The completion of the proposed acquisition of William Hill International is nearing an end. Earlier this week, the shareholders of 888 Holdings gave their approval for the planned sale that is expected to be finalised by the end of next month.
On May 16th, Gibraltar-based online gambling business 888 Holdings held its general meeting, at which more than 99% of the company’s shareholders voted in favour of the proposed takeover of William Hill. The latter is currently a UK asset of Caesars Entertainment. Only 0.27% of the shareholder votes, which account for 819,264 votes, were against the proposed acquisition deal. A little over 18,300 votes were withheld.
Lord Mendelsohn, who chairs 888 Holdings, commented on the group shareholders’ approval, saying that the gambling operator’s board of directors was extremely happy with the overwhelming investor support that the proposed deal received. He also thanked the shareholders for their constructive and continued engagement with the process and said that the management of 888 Holdings is looking forward to completing the deal, which he described as a “transformational acquisition” for the company.
As confirmed by Lord Mendelsohn, the takeover deal will eventually create a global online gambling and betting leader.

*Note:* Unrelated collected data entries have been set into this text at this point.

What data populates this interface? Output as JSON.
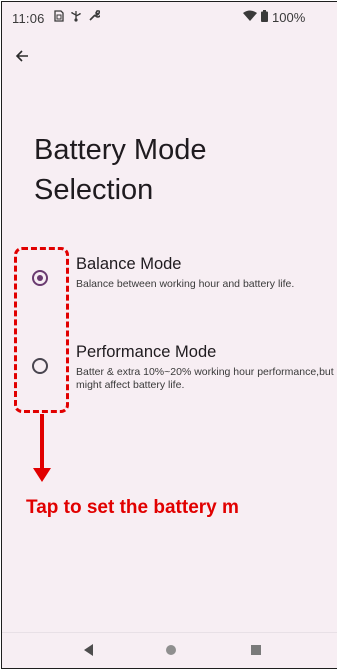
{
  "status_bar": {
    "time": "11:06",
    "left_icons": [
      "sim-icon",
      "usb-icon",
      "wrench-icon"
    ],
    "right_icons": [
      "wifi-icon",
      "battery-icon"
    ],
    "battery_text": "100%"
  },
  "header": {
    "back_icon": "arrow-left-icon"
  },
  "page": {
    "title": "Battery Mode Selection"
  },
  "options": [
    {
      "label": "Balance Mode",
      "description": "Balance between working hour and battery life.",
      "selected": true
    },
    {
      "label": "Performance Mode",
      "description": "Batter & extra 10%~20% working hour performance,but might affect battery life.",
      "selected": false
    }
  ],
  "annotation": {
    "text": "Tap to set the battery m",
    "color": "#e10000"
  },
  "nav_bar": {
    "icons": [
      "nav-back-icon",
      "nav-home-icon",
      "nav-recents-icon"
    ]
  },
  "colors": {
    "background": "#f7eef3",
    "accent": "#6a3b70",
    "annotation": "#e10000"
  }
}
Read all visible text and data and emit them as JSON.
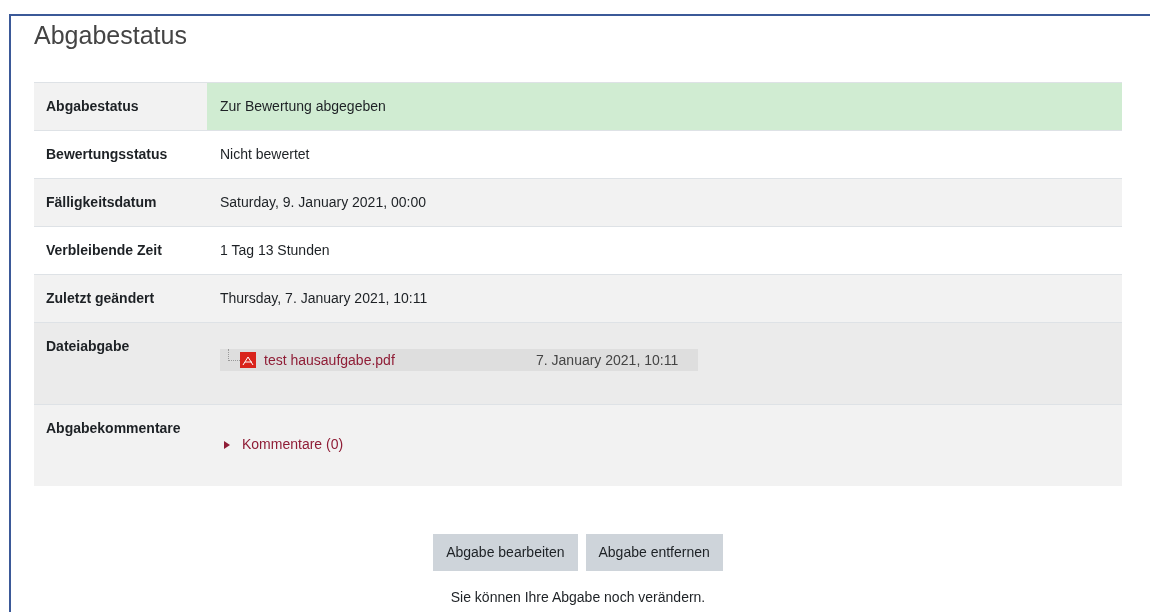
{
  "heading": "Abgabestatus",
  "rows": [
    {
      "label": "Abgabestatus",
      "kind": "text",
      "value": "Zur Bewertung abgegeben",
      "highlighted": true
    },
    {
      "label": "Bewertungsstatus",
      "kind": "text",
      "value": "Nicht bewertet",
      "highlighted": false
    },
    {
      "label": "Fälligkeitsdatum",
      "kind": "text",
      "value": "Saturday, 9. January 2021, 00:00",
      "highlighted": false
    },
    {
      "label": "Verbleibende Zeit",
      "kind": "text",
      "value": "1 Tag 13 Stunden",
      "highlighted": false
    },
    {
      "label": "Zuletzt geändert",
      "kind": "text",
      "value": "Thursday, 7. January 2021, 10:11",
      "highlighted": false
    },
    {
      "label": "Dateiabgabe",
      "kind": "file",
      "file": "test hausaufgabe.pdf",
      "date": "7. January 2021, 10:11",
      "highlighted": false
    },
    {
      "label": "Abgabekommentare",
      "kind": "comments",
      "link": "Kommentare (0)",
      "expanded": false,
      "highlighted": false
    }
  ],
  "buttons": [
    "Abgabe bearbeiten",
    "Abgabe entfernen"
  ],
  "note": "Sie können Ihre Abgabe noch verändern."
}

888 Holdings to Keep William Hill’s Retail Sportsbook Business Branding
As Casino Guardian previously reported, after completing its £2.9-billion acquisition of William Hill in April 2021, Caesars Entertainment revealed that it has no intention of keeping the non-US business of the British betting operator, so the European assets of the company would be sold.

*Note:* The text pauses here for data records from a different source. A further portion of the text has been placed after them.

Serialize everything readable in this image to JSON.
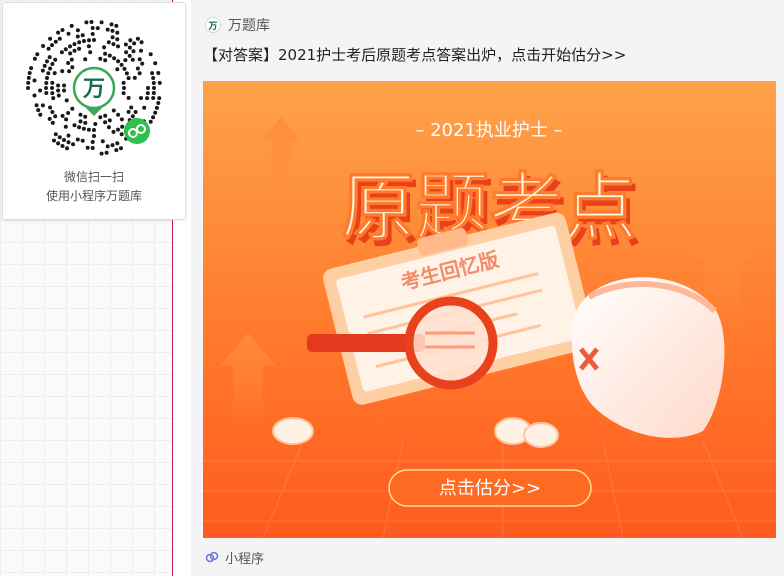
{
  "qr_popup": {
    "caption_line1": "微信扫一扫",
    "caption_line2": "使用小程序万题库",
    "center_logo_char": "万",
    "accent": "#1a6b4a"
  },
  "card": {
    "app_icon_char": "万",
    "app_name": "万题库",
    "title": "【对答案】2021护士考后原题考点答案出炉，点击开始估分>>",
    "banner": {
      "subtitle": "– 2021执业护士 –",
      "headline": "原题考点",
      "stamp": "考生回忆版",
      "cta": "点击估分>>",
      "colors": {
        "bg_top": "#ff9a3c",
        "bg_bottom": "#ff5a1f",
        "headline": "#fff4dc",
        "headline_shadow": "#e8411c"
      }
    },
    "footer_label": "小程序"
  },
  "icons": {
    "app": "wanti-logo-icon",
    "mini_program": "mini-program-link-icon",
    "magnifier": "magnifier-icon",
    "nurse_cap": "nurse-cap-icon",
    "clipboard": "clipboard-icon",
    "pills": "pill-icon"
  }
}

The non-US assets of William Hill attracted the interest not only of 888 Holdings, but also of several other gambling companies, including Kindred Group, Betsson, and the investment fund Apollo Global Management. Eventually, in September 2021, the Gibraltar-based gambling operator won the competition, making a £2.2-billion offer to take over the European assets of William Hill. The company said at the time that it intended to be financing the acquisition with new debt worth £2.1 billion. It also revealed an intention to issue new shares as part of an effort to raise approximately £500 million.

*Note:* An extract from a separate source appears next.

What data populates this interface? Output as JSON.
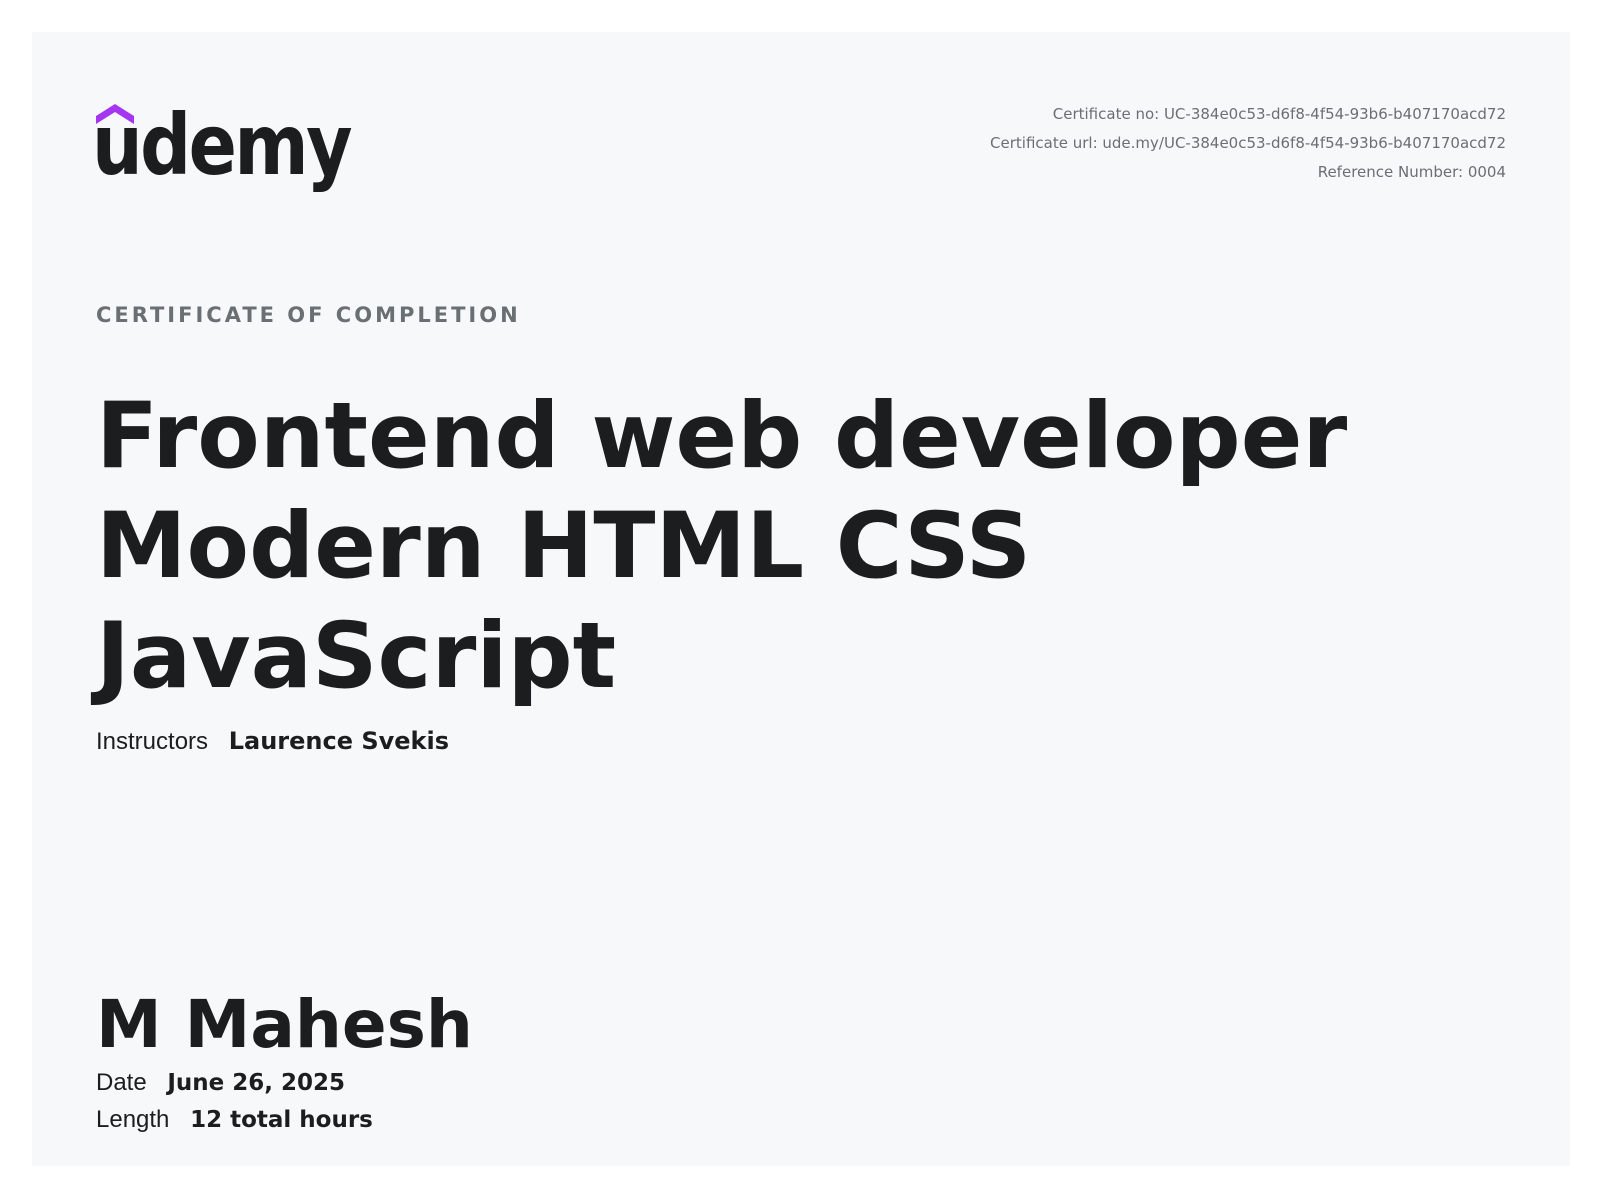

Last month, Caesars Entertainment officially announced that the two parties reached an agreement to revise the price consideration of the asset transaction by £250 million so that the ongoing changes in the regulatory and macro-economic environment is reflected. The end price was reduced to the range between £1.95 billion and £2.05 billion.
Apart from the reduction of the initially agreed price, the attention of media outlets was attracted by the news that William Hill became subject to an operating licence review by the UK Gambling Commission (UKGC). The UK gambling regulatory body rolled out an investigation over alleged breaches of the gambling company’s anti-money laundering and social responsibility obligations. As a result of the probe, William Hill was forced to put aside a total of £15 million to guarantee it would be able to pay out any financial sanction that could be imposed by the country’s gambling watchdog.
The completion of William Hill’s takeover deal will help 888 Holdings enter the retail sports betting market thanks to its network of more than 1,400 betting shops in the UK. So far, 888 Holdings has revealed that it intends to keep the retail betting business’ brand operational so that the heritage of the William Hill is preserved.